4.5. Heart failure-specific initiatives
Despite the high prevalence of individuals within the community who have left ventricular systolic dysfunction associated with either untreated symptoms of heart failure, or at risk for developing overt heart failure in the future 24, there is a general lack of screening programs for the early detection and treatment of such individuals 25. Moreover, pharmacological agents with proven clinical benefit in the treatment of heart failure (e.g. inhibitors of angiotensin converting enzyme) are commonly under-utilised 26. More importantly, perhaps, is the general lack of specific heart failure registries and co-ordinated health-care services once heart failure is diagnosed.

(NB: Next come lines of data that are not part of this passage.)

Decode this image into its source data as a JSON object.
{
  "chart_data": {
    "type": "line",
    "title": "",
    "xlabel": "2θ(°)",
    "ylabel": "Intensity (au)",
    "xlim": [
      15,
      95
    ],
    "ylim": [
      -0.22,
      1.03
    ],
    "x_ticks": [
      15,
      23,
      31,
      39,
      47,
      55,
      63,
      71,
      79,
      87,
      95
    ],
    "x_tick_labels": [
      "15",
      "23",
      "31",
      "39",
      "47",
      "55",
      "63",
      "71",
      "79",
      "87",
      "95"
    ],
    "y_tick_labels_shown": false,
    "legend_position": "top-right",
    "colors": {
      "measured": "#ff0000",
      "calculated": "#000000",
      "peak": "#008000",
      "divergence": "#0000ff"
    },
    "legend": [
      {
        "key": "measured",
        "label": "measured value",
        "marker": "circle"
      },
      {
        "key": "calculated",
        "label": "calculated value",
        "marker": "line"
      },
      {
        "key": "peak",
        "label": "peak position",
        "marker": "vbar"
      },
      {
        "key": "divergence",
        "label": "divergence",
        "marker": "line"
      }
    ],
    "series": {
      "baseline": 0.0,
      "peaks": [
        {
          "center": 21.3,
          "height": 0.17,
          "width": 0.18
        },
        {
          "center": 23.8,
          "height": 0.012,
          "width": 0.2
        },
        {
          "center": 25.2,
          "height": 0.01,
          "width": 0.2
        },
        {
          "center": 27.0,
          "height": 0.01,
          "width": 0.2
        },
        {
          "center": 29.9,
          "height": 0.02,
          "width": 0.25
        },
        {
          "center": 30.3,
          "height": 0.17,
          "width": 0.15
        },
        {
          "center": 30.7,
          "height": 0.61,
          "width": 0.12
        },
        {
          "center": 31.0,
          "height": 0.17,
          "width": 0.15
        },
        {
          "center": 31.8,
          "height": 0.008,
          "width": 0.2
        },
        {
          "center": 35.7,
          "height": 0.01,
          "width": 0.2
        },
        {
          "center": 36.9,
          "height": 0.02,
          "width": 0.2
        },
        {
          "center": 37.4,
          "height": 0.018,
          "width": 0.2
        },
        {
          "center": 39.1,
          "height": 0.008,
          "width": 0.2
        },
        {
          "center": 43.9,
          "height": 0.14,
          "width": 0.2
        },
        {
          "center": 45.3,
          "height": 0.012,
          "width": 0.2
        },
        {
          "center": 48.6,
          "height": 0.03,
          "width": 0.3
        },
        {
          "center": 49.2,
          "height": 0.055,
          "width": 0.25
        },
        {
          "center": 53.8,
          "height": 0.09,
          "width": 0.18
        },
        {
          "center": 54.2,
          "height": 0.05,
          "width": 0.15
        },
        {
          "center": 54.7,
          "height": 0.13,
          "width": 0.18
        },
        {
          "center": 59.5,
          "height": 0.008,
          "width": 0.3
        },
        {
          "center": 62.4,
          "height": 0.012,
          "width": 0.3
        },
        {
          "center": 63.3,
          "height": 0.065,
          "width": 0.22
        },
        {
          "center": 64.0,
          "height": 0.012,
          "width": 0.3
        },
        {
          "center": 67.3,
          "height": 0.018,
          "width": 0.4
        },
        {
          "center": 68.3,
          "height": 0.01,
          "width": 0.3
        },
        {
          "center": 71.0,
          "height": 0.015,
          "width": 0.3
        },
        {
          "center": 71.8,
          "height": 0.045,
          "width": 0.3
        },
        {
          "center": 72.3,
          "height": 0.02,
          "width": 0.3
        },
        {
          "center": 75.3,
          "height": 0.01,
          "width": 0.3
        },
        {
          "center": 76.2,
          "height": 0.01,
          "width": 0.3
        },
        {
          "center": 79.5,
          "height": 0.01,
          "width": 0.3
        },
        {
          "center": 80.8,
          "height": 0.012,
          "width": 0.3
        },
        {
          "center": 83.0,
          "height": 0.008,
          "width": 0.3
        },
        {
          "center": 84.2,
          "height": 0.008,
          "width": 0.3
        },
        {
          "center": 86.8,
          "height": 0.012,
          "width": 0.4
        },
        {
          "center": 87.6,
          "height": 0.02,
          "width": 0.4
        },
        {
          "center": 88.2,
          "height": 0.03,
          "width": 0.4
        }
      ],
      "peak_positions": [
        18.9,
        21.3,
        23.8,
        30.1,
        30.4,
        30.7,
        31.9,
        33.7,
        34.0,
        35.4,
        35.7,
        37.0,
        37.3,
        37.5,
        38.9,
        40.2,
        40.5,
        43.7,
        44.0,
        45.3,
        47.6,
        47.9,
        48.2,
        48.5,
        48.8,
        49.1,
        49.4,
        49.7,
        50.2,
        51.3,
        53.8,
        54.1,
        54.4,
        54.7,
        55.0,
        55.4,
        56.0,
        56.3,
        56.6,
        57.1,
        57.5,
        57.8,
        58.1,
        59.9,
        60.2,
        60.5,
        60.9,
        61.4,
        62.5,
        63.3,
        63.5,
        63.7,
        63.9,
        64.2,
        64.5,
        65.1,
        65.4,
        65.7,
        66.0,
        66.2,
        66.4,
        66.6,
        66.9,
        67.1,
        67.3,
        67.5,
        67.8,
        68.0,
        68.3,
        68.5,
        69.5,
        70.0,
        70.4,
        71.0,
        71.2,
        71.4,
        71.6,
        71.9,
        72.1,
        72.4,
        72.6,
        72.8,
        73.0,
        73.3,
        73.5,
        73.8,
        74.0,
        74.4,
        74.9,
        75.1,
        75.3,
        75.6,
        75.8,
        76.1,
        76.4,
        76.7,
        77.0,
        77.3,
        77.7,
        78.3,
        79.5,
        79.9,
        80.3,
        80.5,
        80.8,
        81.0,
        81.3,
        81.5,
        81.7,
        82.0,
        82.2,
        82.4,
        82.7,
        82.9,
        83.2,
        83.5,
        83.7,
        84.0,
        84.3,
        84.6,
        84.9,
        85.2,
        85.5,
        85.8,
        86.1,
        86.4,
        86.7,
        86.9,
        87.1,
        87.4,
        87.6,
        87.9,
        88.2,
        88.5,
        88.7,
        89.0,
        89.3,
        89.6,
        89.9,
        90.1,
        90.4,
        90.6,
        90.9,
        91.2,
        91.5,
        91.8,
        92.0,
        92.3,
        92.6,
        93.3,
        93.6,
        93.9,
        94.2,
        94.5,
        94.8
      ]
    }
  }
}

As such, there is only limited evidence to suggest that heart failure-related survival has improved in recent years 27. Both the Framingham 7 and Rochester 19 studies failed to document improved survival rates among individuals with heart failure prior to the widespread introduction of inhibitors of angiotensin converting enzyme. Although we, and others, have recently reported a decline in case fatality rates associated with this type of cohort in recent years 28,29, any improvement in this regard is modest when compared to those associated with most types of cancer. Within this context, these data support the need for health care initiatives that firstly recognise heart failure as a distinct and significant component of cardiovascular-related morbidity and mortality, and secondly, afford it the same type of commitment and health care resources usually reserved for high profile disease states. Nurse-led, comprehensive management programmes, for example, have been shown to minimise readmissions and prolong survival in heart failure patients 30 but remain under-funded. Such a response needs to be acted upon as a matter of urgency, especially if, as many suspect, heart failure reaches ‘epidemic’ proportions within the next 20 years 1–3,31.
4.6. Limitations
As with any study of this type there are a number of limitations that require comment. Firstly, we had to rely on discharge coding to identify the study cohort. Although internal validation studies of the Scottish Morbidity Record Scheme have proved this data to be quite accurate 10 and hospitalisation for heart failure is usually associated with more definitive investigation and treatment 32, the diagnostic accuracy and overall quality of data may vary on an institutional basis. Moreover, we do not know what proportion of individuals with a diagnosis of heart failure had left ventricular systolic dysfunction. Heart failure patients with normal systolic function probably have better survival rates than those with depressed function 33. We have therefore described the survival rate for a mixture of such patients, as has the Framingham 7, Rochester 19 and other studies of this type. We have also only studied hospitalised heart failure patients who potentially represent the severe end of the spectrum of this syndrome. However, community surveys demonstrate that most heart failure patients are admitted to hospital within 2 years of identification 32. Finally, we also have no data concerning causality of subsequent death. This is always problematic as heart failure commonly omitted from the death certificate as a contributory cause of death 34.
5. Conclusions
We have taken the opportunity afforded by the relatively unique linked database in Scotland to directly compare cancer-related survival with that of heart failure. These data show that patients admitted to hospital with a diagnosis of cancer often survive longer than those with a diagnosis of heart failure. As such, for both men and women, heart failure severe enough to require hospitalisation is more ‘malignant’ than many of the common types of cancer. On this basis alone, it represents a serious health issue that deserves a more concerted and co-ordinated response to optimise its early detection and treatment 35.
6 Acknowledgements
We thank Dianne Stockton, Senior Statistician for the Information and Statistics Division of the National Health Service in Scotland for providing additional cancer data. Dr Simon Stewart is supported by the National Heart Foundation of Australia. Dr Kate MacIntyre is supported by the British Heart Foundation.